Universal sums of three quadratic polynomials

Abstract

Let a, b, c, d, e and f be integers with a ⩾ c ⩾ e > 0, b > –a and b ≡ a (mod 2), d > –c and d ≡ c (mod 2), f > –e and f ≡ e (mod 2). Suppose that b ⩾ d if a = c, and d ⩾ f if c = e. When b(a–b), d(c–d) and f(e–f) are not all zero, we prove that if each n ∈ ℕ = {0, 1, 2,...} can be written as x(ax + b)/2 + y(cy + d)/2 + z(ez + f)/2 with x, y, z ∈ ℕ then the tuple (a, b, c, d, e, f) must be on our list of 473 candidates, and show that 56 of them meet our purpose.

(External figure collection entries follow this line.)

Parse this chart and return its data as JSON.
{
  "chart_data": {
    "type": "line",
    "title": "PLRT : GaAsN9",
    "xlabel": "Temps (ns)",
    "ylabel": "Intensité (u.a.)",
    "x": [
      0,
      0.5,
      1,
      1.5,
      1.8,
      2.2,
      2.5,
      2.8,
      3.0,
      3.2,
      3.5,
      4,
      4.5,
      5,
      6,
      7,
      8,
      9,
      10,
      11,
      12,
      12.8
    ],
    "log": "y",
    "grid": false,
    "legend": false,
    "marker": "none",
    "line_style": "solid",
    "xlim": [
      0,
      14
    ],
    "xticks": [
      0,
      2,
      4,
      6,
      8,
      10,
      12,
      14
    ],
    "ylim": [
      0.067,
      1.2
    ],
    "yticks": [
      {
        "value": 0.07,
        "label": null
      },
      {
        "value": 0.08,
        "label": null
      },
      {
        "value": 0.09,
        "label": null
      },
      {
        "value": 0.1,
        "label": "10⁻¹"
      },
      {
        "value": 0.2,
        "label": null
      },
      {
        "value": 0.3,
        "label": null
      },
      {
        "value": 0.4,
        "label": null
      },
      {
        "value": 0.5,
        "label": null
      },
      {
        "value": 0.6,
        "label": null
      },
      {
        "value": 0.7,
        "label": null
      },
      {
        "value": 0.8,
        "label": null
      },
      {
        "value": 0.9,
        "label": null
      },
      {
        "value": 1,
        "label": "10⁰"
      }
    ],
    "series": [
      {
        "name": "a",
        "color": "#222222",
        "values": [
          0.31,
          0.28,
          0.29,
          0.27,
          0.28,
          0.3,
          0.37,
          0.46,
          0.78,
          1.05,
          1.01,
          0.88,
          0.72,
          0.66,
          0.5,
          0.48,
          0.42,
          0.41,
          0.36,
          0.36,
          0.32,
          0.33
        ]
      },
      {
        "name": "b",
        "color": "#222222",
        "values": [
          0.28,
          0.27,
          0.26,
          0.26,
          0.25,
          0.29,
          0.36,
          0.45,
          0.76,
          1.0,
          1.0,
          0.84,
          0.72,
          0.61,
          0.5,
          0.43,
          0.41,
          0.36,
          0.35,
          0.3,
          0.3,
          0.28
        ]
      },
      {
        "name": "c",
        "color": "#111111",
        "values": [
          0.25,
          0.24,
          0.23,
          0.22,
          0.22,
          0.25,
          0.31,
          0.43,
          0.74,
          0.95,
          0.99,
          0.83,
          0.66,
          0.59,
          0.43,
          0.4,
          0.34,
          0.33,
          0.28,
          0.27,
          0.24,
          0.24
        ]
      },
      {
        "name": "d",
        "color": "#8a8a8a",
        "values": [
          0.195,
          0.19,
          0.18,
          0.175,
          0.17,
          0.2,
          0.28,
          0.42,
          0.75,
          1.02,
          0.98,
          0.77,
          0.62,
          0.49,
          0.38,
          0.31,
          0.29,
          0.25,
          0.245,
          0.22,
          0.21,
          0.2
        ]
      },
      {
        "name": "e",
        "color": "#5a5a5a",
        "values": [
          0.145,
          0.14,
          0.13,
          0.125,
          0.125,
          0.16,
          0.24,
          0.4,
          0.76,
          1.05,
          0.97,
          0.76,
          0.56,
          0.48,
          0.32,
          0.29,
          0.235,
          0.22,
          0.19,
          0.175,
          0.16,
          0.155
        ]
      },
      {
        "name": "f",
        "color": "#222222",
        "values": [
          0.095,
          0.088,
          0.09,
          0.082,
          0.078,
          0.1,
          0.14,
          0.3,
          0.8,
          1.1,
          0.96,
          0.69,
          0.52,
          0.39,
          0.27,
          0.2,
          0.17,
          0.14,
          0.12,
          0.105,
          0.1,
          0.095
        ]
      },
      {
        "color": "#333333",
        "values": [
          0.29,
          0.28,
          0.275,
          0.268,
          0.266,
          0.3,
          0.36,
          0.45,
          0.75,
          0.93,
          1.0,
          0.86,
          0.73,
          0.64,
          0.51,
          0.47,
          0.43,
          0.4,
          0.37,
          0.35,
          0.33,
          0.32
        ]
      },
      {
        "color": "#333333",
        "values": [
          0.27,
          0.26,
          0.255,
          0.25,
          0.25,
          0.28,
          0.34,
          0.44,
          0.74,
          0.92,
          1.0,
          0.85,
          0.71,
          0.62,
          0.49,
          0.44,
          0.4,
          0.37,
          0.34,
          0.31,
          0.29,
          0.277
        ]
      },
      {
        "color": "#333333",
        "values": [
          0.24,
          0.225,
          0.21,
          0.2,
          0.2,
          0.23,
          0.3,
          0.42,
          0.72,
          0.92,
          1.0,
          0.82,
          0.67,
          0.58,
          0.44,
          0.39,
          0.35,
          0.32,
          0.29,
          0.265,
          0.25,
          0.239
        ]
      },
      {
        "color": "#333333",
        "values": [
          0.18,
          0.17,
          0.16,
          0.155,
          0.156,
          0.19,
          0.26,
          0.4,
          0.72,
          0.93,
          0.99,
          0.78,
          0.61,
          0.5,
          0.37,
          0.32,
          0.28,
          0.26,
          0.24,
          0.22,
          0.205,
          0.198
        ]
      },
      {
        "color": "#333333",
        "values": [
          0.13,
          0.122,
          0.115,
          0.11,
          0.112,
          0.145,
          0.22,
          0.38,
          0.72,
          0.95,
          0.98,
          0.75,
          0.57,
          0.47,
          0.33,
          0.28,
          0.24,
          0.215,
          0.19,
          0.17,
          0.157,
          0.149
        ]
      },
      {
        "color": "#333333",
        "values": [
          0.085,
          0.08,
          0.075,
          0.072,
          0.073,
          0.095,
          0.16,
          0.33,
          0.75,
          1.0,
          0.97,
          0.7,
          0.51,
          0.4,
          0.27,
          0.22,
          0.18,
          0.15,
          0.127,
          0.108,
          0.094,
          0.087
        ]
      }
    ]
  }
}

When b ∈ [0, a), d ∈ [0, c) and f ∈ [0, e), we investigate the universal tuples (a, b, c, d, e, f) over ℤ for which any n ∈ ℕ can be written as x(ax+b)/2+y(cy+d)/2+z(ez+f)/2 with x, y, z ∈ ℤ, and show that there are totally 12,082 such candidates some of which are proved to be universal tuples over ℤ. For example, we show that any n ∈ ℕ can be written as x(x + 1)/2 + y(3y + 1)/2 + z(5z + 1)/2 with x, y, z ∈ ℤ, and conjecture that each n ∈ ℕ can be written as x(x + 1)/2 + y(3y + 1)/2 + z(5z + 1)/2 with x, y, z ∈ ℕ.